Back in Megasaki, a dog-loving scientist voiced by “The Last Samurai”’s Ken Watanabe is testing a dog flu antidote serum he’s created with his colleague Yoko (voiced by, you guessed it, Yoko Ono). The cat-loving mayor has nefarious reasons for keeping the serum from succeeding, and he isn’t above murder as a preventive method. Judging by this and “The Grand Budapest Hotel,” I get the feeling Wes Anderson doesn’t like cats. As a dog person myself, I understand. But cat lovers may find their scapegoating here a bit problematic.

Far, far more problematic is the character of Tracy (voice of Greta Gerwig). Tracy is an exchange student investigating the ouster of dogs for the school newspaper. She’s the only White person in “Isle of Dogs” and she is the film’s White savior. It is she who rallies the protesters against the mayor, raising her hand in what looks suspiciously like the Black Power salute (which, if you recall, Anderson last rendered on a wolf in “Fantastic Mr. Fox”). Speaking of Black Power, Tracy sports a hairstyle you’d normally find on Black people or, in a less extreme fashion, on Art Garfunkel. If Rankin-Bass were to do “The Rachel Dolezal Story,” they could hire Tracy, though in Ms. Dolezal’s defense, she’d at least know how to make an Afro look convincing.

Since most of the townspeople are against the mayor’s decree, this exchange student is a completely extraneous character who denies hometown residents the opportunity to be heard.
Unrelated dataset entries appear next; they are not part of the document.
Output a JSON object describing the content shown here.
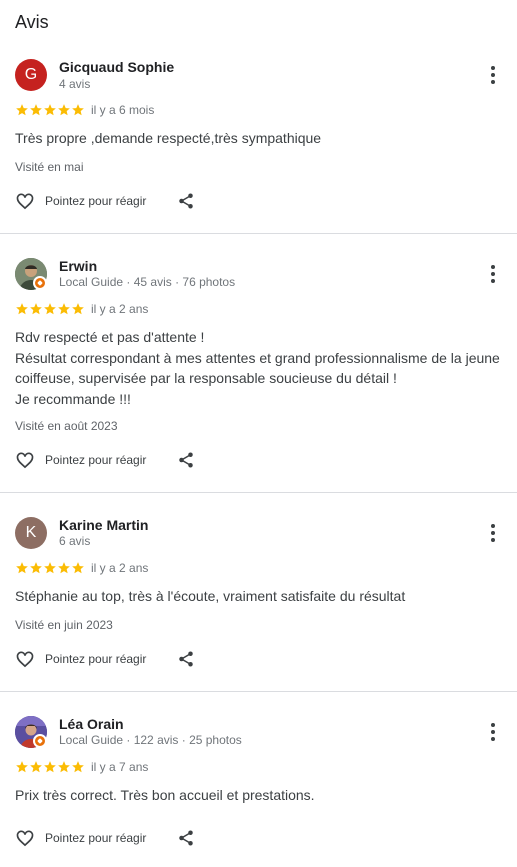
{
  "section_title": "Avis",
  "icons": {
    "star_color": "#fbbc04",
    "more": "more-vert-icon",
    "react": "heart-outline-icon",
    "share": "share-icon"
  },
  "reviews": [
    {
      "avatar_letter": "G",
      "avatar_color": "#c5221f",
      "author": "Gicquaud Sophie",
      "meta": "4 avis",
      "rating": 5,
      "date": "il y a 6 mois",
      "text": "Très propre ,demande respecté,très sympathique",
      "visited": "Visité en mai",
      "react_label": "Pointez pour réagir"
    },
    {
      "avatar_letter": "",
      "avatar_color": "#5f6b5a",
      "local_guide": true,
      "author": "Erwin",
      "meta": "Local Guide · 45 avis · 76 photos",
      "rating": 5,
      "date": "il y a 2 ans",
      "text": "Rdv respecté et pas d'attente !\nRésultat correspondant à mes attentes et grand professionnalisme de la jeune coiffeuse, supervisée par la responsable soucieuse du détail !\nJe recommande !!!",
      "visited": "Visité en août 2023",
      "react_label": "Pointez pour réagir"
    },
    {
      "avatar_letter": "K",
      "avatar_color": "#8d6e63",
      "author": "Karine Martin",
      "meta": "6 avis",
      "rating": 5,
      "date": "il y a 2 ans",
      "text": "Stéphanie au top, très à l'écoute, vraiment satisfaite du résultat",
      "visited": "Visité en juin 2023",
      "react_label": "Pointez pour réagir"
    },
    {
      "avatar_letter": "",
      "avatar_color": "#4a3f8f",
      "local_guide": true,
      "author": "Léa Orain",
      "meta": "Local Guide · 122 avis · 25 photos",
      "rating": 5,
      "date": "il y a 7 ans",
      "text": "Prix très correct. Très bon accueil et prestations.",
      "react_label": "Pointez pour réagir"
    }
  ]
}
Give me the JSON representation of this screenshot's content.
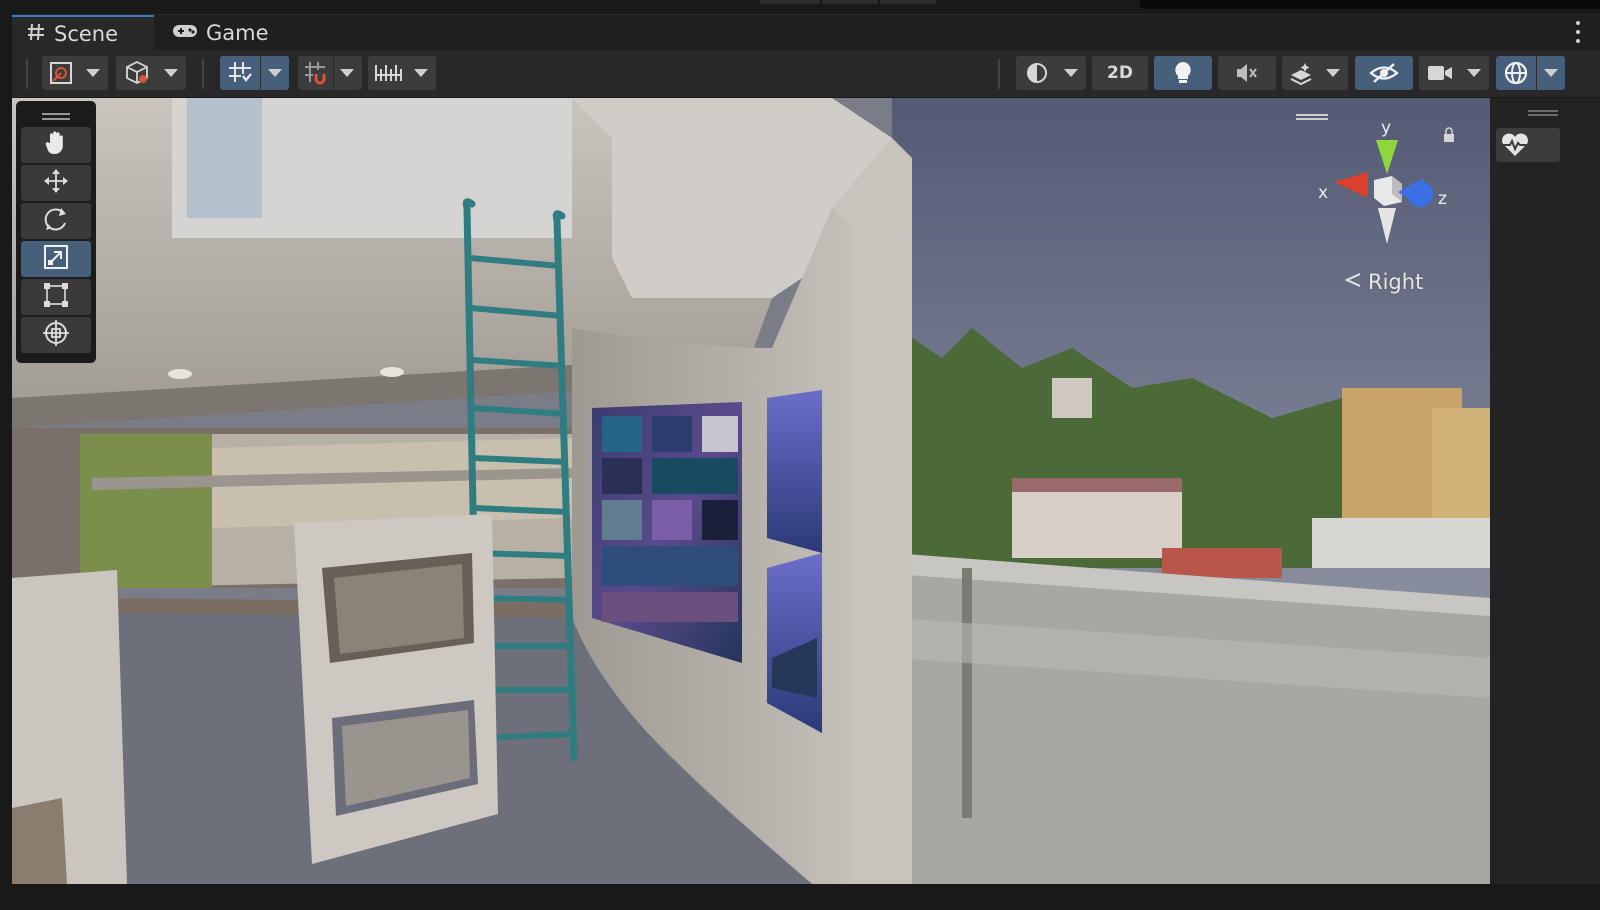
{
  "tabs": [
    {
      "label": "Scene",
      "icon": "grid-hash-icon",
      "active": true
    },
    {
      "label": "Game",
      "icon": "gamepad-icon",
      "active": false
    }
  ],
  "toolbar": {
    "toggle_2d_label": "2D"
  },
  "tools": [
    "hand-tool",
    "move-tool",
    "rotate-tool",
    "scale-tool",
    "rect-tool",
    "transform-tool"
  ],
  "selected_tool": "scale-tool",
  "gizmo": {
    "axis_y": "y",
    "axis_x": "x",
    "axis_z": "z",
    "view_label": "Right"
  },
  "colors": {
    "accent_active": "#46607c",
    "tab_underline": "#3a79bb",
    "axis_x": "#d9402d",
    "axis_y": "#8fd63b",
    "axis_z": "#3b6fe3",
    "ladder": "#2f7d80"
  }
}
The optics of her mere existence are disturbing in a film in 2018. The only time “Isle of Dogs” reaches for your sympathy is when Tracy is faced with deportation back to Cincinnati. And in the film’s most disgusting leverage of its privilege, Tracy physically assaults the grieving Yoko to get her to act against the crimes perpetrated upon her by the state.

“The dogs are very furry,” I said as this scene played out. “The dogs are very furry!”
There’s a lot of Japanese in “Isle of Dogs,” most of it untranslated by subtitles. When it is translated, it’s by an onscreen character voiced by Frances McDormand. Who wouldn’t want “Fargo”’s Marge Gundersen as their personal Babelfish? Perhaps a better question would be “why aren’t the Japanese people translated?” Atari, who is the catalyst for this story, remains untranslated until the very end, where most of his speech is in deference to how hot he finds Tracy, with whom he has had no prior interaction. I suppose Anderson thought he was being respectful toward Japanese speakers by giving them something only they could enjoy (much like Pixar does with Spanish in “Coco”). Instead, it only adds an “Otherness” to Atari and his compatriots. Why can we understand Atari’s canine cohort, but not him?

As always, the imagery is the best part of any Anderson film. “Isle of Dogs” is uglier and more devoid of color than Anderson’s prior works, but I liked the somewhat noirish appeal of the grunginess of Trash Island. The canine voice actors know how to speak Anderson’s dialogue and make it seem natural coming from their snouts. But as entertaining as it is to look at “Isle of Dogs,” I couldn’t get past Anderson’s usual clumsiness when dealing with minorities. This is a film where a character is literally whitewashed, an act that makes him more agreeable afterwards. “Isle of Dogs” treats this as a sight gag. It plays more like a confession.